Хуже того, «князь был в это время озабочен множеством других дел, одно другого неприятнейших. В одной части губернии оказался голод. Чиновники, посланные раздать хлеб, как-то не так распорядились, как следовало. В другой части губернии расшевелились раскольники. Кто-то пропустил между ними, что народился антихрист, который и мертвым не дает покоя, скупая какие-то мертвые души. Каялись и грешили и, под видом изловить антихриста, укокошили неантихристов. В другом месте мужики взбунтовались против помещиков и капитан-исправников. Какие-то бродяги пропустили между ними слухи, что наступает такое время, что мужики должны быть помещики и нарядиться во фраки, а помещики нарядятся в армяки и будут мужики, и целая волость,
не размысля того, что слишком много выйдет тогда помещиков и капитан-исправников, отказалась платить всякую подать. Нужно было прибегнуть к насильственным мерам». Ну, если бы царь услышал от князя, что в каком-то месте империи мужики хотят стать помещиками, а помещиков сделать мужиками, то, думается, не поздоровилось бы и князю. Отсюда, кажется, уже недалеко и до прокламации «Барским крестьянам от их доброжелателей поклон!» (так она называлась, если мне не изменяет память?).И еще одна нестыковка. Князь обращается к чиновникам перед своим отъездом в Петербург, где он надеется получить полномочия решать дела о взяточничестве в губернии не обычным порядком гражданского судопроизводства, «не формальным следованьем по бумагам, а военным быстрым судом, как в военное время……

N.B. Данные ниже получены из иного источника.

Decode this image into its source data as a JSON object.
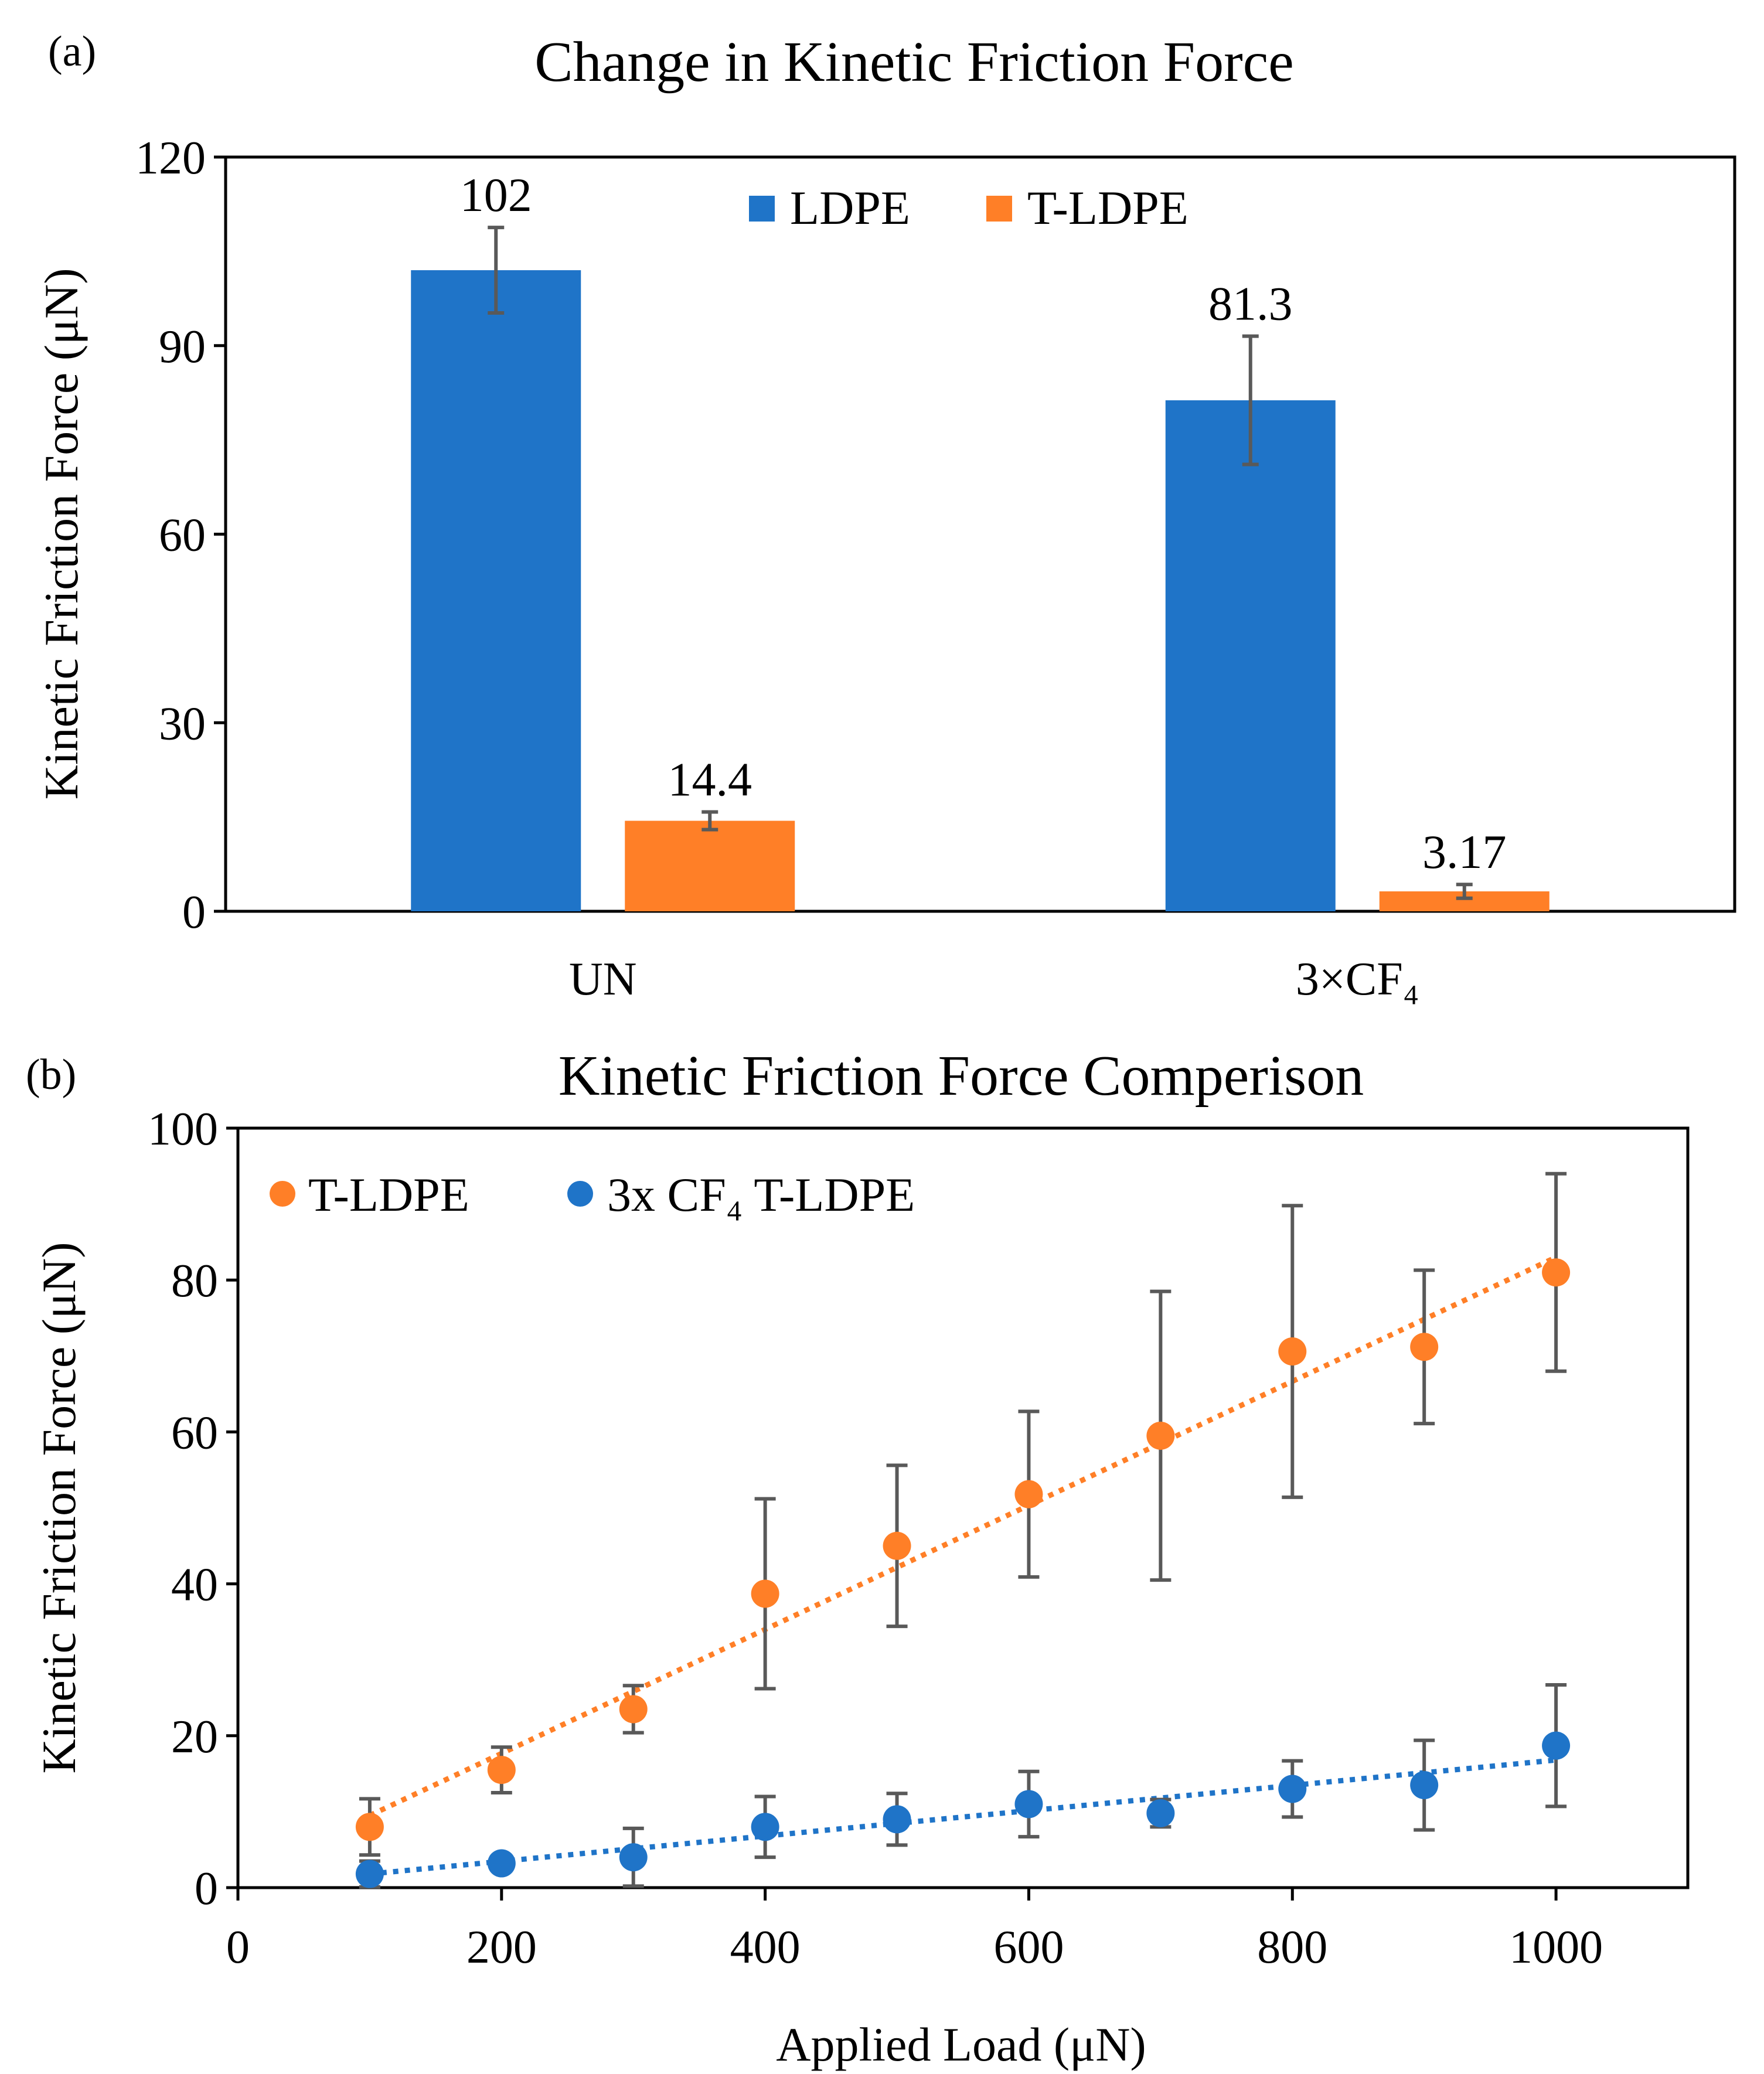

Ну, и чем же грозит бесчестным чиновникам этот скорый военный суд, и насколько эффективна будет эта мера, как будет расчищена почва от взяточничества? «Само по себе, что главным зачинщикам должно последовать лишенье чинов и имущества, прочим отрешение от мест. Само собой разумеется, что в числе их пострадает и множество невинных. Что ж делать? Дело слишком бесчестное и вопиет о правосудии. Хотя я знаю, что это будет даже и не в урок другим, потому что на место выгнанных придут другие, и те самые, которые дотоле были честны, сделаются бесчестными, и те самые, которые удостоены будут доверенности, обманут и продадут, несмотря на все это, я должен поступить жестоко, потому что вопиет правосудие».
Но с чего вдруг этот герой Гоголя ударяет в набат и призывает к всенародному подвигу? Разве случилось новое нашествие на Русь двунадесяти языков? (Это случится лишь через год после смерти Гоголя.) Или тайное незаконное правительство, более сильное, чем законное, подготовило (или даже уже совершило) государственный переворот, и надо поднимать народ на защиту богоданной власти?
Нет, ничего подобного в стране не происходило. После подавления восстания декабристов и разгрома кружка петрашевцев в России до конца царствования Николая I не было никаких серьезных проявлений революционного движения. Император Николай Павлович ходил и разъезжал по Петербургу открыто и без какой-либо охраны, не опасаясь покушений на свою жизнь.
Гоголь хотел поразить читающую Россию тем, что в стране процветают взятки, казнокрадство, равнодушие чиновников к судьбам страны? Так ведь то же было и прежде. С этим самой властью велась борьба традиционными методами.
Да, чиновники воровали. Когда Николай посетил выстроенную Брестскую крепость и узнал, во что это удовольствие обошлось казне, он подумал, что если бы цитадель была сооружена из чистого золота, и то, верно, стоила бы дешевле. И он в сердцах сказал наследнику престола Александру Николаевичу: «кажется, в России не воруют только два человека – я и ты». О том, как воровали военные инженеры-строители (и что случалось с теми из них, кто отказывался участвовать в воровстве), можно прочитать в повести Николая Лескова «Инженеры-бессребреники». А о том, как Николай наказывал проворовавшихся, так рассказано в повести Льва Толстого «Хаджи-Мурат»:
«Николай был уверен, что воруют все. Он знал, что надо будет наказать теперь интендантских чиновников, и решил отдать их всех в солдаты, но знал тоже, что это не помешает тем, которые займут место уволенных, делать то же самое. Свойство чиновников состояло в том, чтобы красть, его же обязанность состояла в том, чтобы наказывать их, и, как ни надоело это ему, он добросовестно исполнял эту обязанность.
– Видно, у нас в России только один честный человек, – сказал он.
Чернышев (военный министр) тотчас же понял, что этот единственный честный человек в России был сам Николай, и одобрительно улыбнулся.
– Должно быть, так, ваше величество, – сказал он».